When sizing it’s helpful to know what the average document size is. The below query will output that.
select AVG(length(ENCODE_JSON(t))) as size
from `travel-sample` as t
When sizing it’s helpful to know what the average document size is. The below query will output that.
select AVG(length(ENCODE_JSON(t))) as size
from `travel-sample` as t
Thanks for posting this tip, @melboulos
Thanks. Certainly useful.
But curious to ask the Couchbase experts on this forum, will it get the answer by scanning every document (if yes, that can be very expensive and result in a lot of CPU utilization and IO) OR will it get the answer fro some metadata?
Update: tried it myself by executing the above query on a small bucket with just 200k docs.
Observations:
(1) Since it is a n1ql, it needs an index. Since we want to query all docs, a primary index is needed which is not so good. (2) It took pretty long.
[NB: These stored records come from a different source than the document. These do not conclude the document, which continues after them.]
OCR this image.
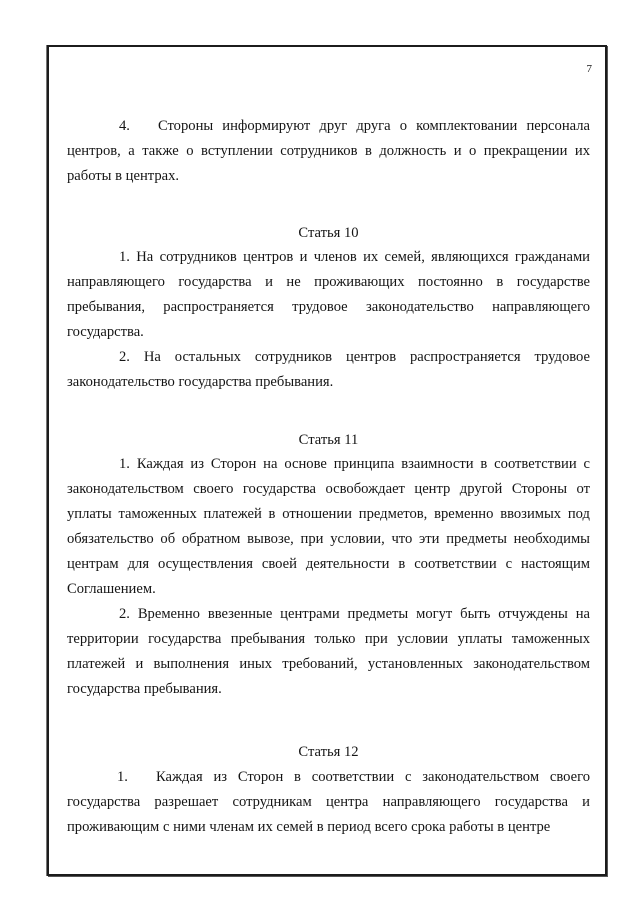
7

4. Стороны информируют друг друга о комплектовании персонала центров, а также о вступлении сотрудников в должность и о прекращении их работы в центрах.

Статья 10

1. На сотрудников центров и членов их семей, являющихся гражданами направляющего государства и не проживающих постоянно в государстве пребывания, распространяется трудовое законодательство направляющего государства.

2. На остальных сотрудников центров распространяется трудовое законодательство государства пребывания.

Статья 11

1. Каждая из Сторон на основе принципа взаимности в соответствии с законодательством своего государства освобождает центр другой Стороны от уплаты таможенных платежей в отношении предметов, временно ввозимых под обязательство об обратном вывозе, при условии, что эти предметы необходимы центрам для осуществления своей деятельности в соответствии с настоящим Соглашением.

2. Временно ввезенные центрами предметы могут быть отчуждены на территории государства пребывания только при условии уплаты таможенных платежей и выполнения иных требований, установленных законодательством государства пребывания.

Статья 12

1. Каждая из Сторон в соответствии с законодательством своего государства разрешает сотрудникам центра направляющего государства и проживающим с ними членам их семей в период всего срока работы в центре
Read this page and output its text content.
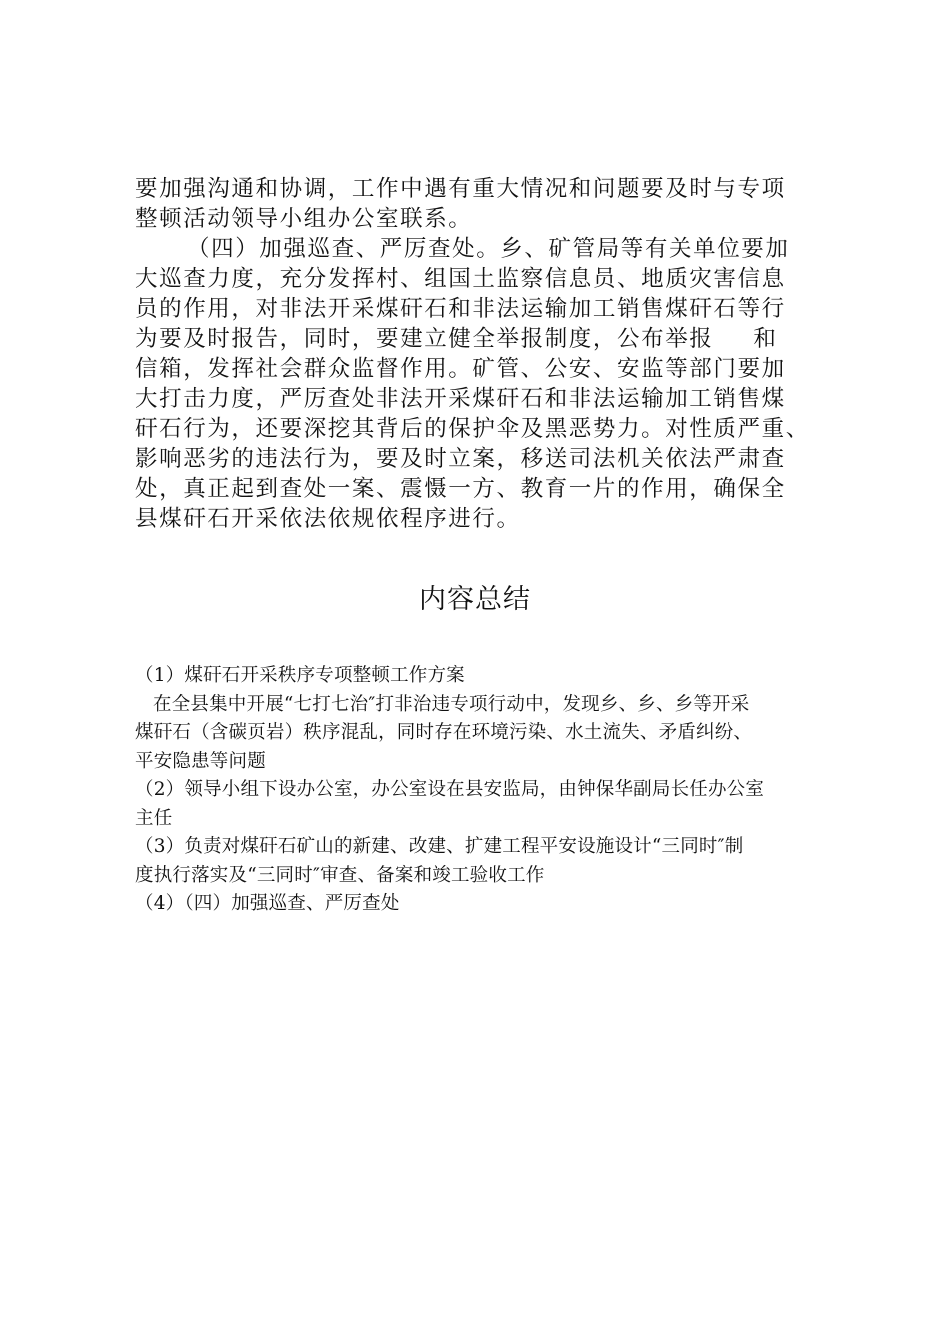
要加强沟通和协调，工作中遇有重大情况和问题要及时与专项
整顿活动领导小组办公室联系。
（四）加强巡查、严厉查处。乡、矿管局等有关单位要加
大巡查力度，充分发挥村、组国土监察信息员、地质灾害信息
员的作用，对非法开采煤矸石和非法运输加工销售煤矸石等行
为要及时报告，同时，要建立健全举报制度，公布举报 和
信箱，发挥社会群众监督作用。矿管、公安、安监等部门要加
大打击力度，严厉查处非法开采煤矸石和非法运输加工销售煤
矸石行为，还要深挖其背后的保护伞及黑恶势力。对性质严重、
影响恶劣的违法行为，要及时立案，移送司法机关依法严肃查
处，真正起到查处一案、震慑一方、教育一片的作用，确保全
县煤矸石开采依法依规依程序进行。
内容总结
（1）煤矸石开采秩序专项整顿工作方案
在全县集中开展“七打七治″打非治违专项行动中，发现乡、乡、乡等开采
煤矸石（含碳页岩）秩序混乱，同时存在环境污染、水土流失、矛盾纠纷、
平安隐患等问题
（2）领导小组下设办公室，办公室设在县安监局，由钟保华副局长任办公室
主任
（3）负责对煤矸石矿山的新建、改建、扩建工程平安设施设计“三同时″制
度执行落实及“三同时″审查、备案和竣工验收工作
（4）（四）加强巡查、严厉查处
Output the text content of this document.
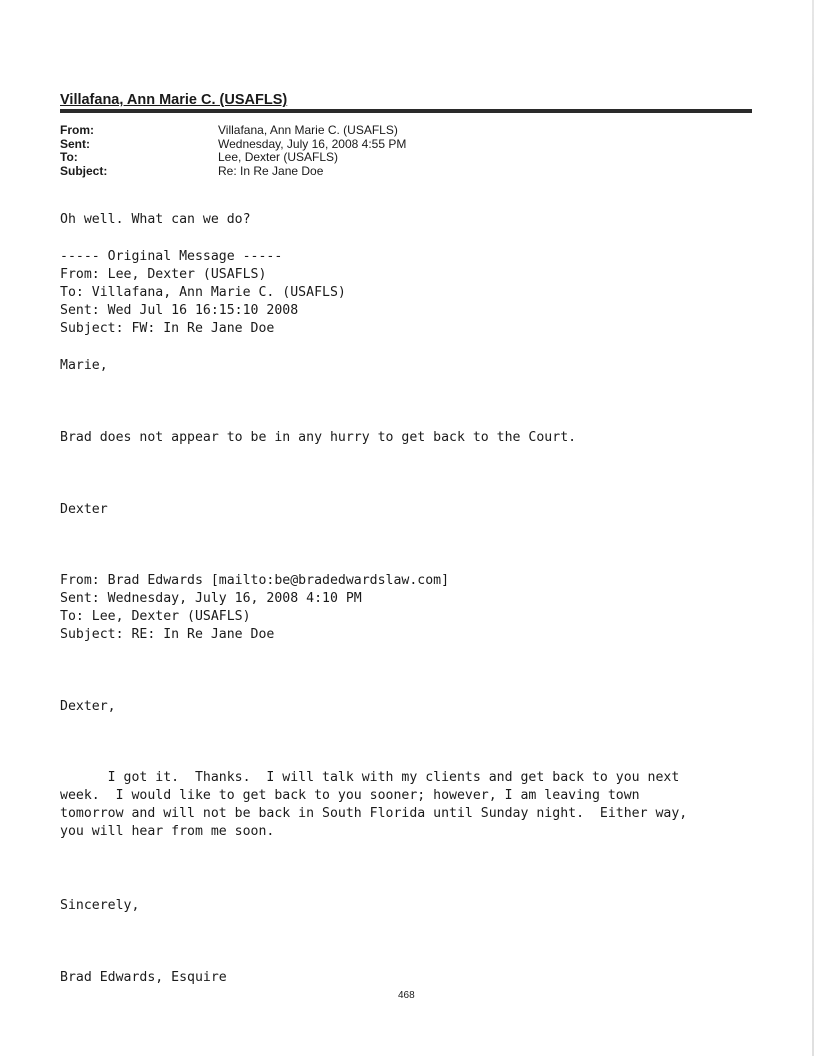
Villafana, Ann Marie C. (USAFLS)
From:	Villafana, Ann Marie C. (USAFLS)
Sent:	Wednesday, July 16, 2008 4:55 PM
To:	Lee, Dexter (USAFLS)
Subject:	Re: In Re Jane Doe
Oh well. What can we do?
----- Original Message -----
From: Lee, Dexter (USAFLS)
To: Villafana, Ann Marie C. (USAFLS)
Sent: Wed Jul 16 16:15:10 2008
Subject: FW: In Re Jane Doe
Marie,
Brad does not appear to be in any hurry to get back to the Court.
Dexter
From: Brad Edwards [mailto:be@bradedwardslaw.com]
Sent: Wednesday, July 16, 2008 4:10 PM
To: Lee, Dexter (USAFLS)
Subject: RE: In Re Jane Doe
Dexter,
I got it.  Thanks.  I will talk with my clients and get back to you next
week.  I would like to get back to you sooner; however, I am leaving town
tomorrow and will not be back in South Florida until Sunday night.  Either way,
you will hear from me soon.
Sincerely,
Brad Edwards, Esquire
468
Conclusion: For a bucket with just 200k docs and a resident ratio of 100% since it took pretty long, it leads me to believe that it actual scans every do. Which means it a very expensive operation to try on a production cluster.
Does somebody have another way? A more faster/efficient way to get the avg size of docs in a bucket? If a precise value cannot be arrived at, a somewhat-accurate value will also do.
Thanks
@couchbase team ,do we have any other way apart from N1ql to get average bucket size as N1ql gets expensive when we have humungous data.